Even with the potential help of a vaccine, there’s still the unanswered question of its efficacy on the virus, and the extent of immunity it provides. As Strang notes from Nova Scotia: “All we have to do is look at the influenza vaccine and understand the limitations of a vaccine against a viral respiratory disease, and the challenges of creating a vaccine that creates long-lasting immunity.”

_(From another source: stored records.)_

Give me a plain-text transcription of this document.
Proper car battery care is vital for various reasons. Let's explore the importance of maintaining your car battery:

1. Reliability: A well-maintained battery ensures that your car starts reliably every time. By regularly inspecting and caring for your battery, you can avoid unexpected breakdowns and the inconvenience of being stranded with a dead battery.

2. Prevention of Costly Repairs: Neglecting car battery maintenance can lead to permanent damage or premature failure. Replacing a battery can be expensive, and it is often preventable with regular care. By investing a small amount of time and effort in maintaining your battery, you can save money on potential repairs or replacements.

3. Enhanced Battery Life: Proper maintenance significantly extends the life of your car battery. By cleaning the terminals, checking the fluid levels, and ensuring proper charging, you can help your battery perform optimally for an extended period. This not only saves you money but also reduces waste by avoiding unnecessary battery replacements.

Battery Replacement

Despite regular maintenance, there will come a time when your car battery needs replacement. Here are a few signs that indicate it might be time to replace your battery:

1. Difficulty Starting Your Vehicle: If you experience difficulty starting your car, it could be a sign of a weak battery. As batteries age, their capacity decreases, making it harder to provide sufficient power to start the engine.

Either way, until the day arrives that a vaccine can support such a goal, both Strang and Morrison say their provinces will look to strike a balance between managing the disease and accommodating residents’ need to connect with one another, and with the world beyond. “I think this province would like to see the virus eliminated, or feel like it’s eliminated,” says Morrison. But for now, she concedes, P.E.I. must do like its counterparts in New Zealand and the rest of the world: reopen with caution, remain on alert and cope with whatever the pandemic sends its way.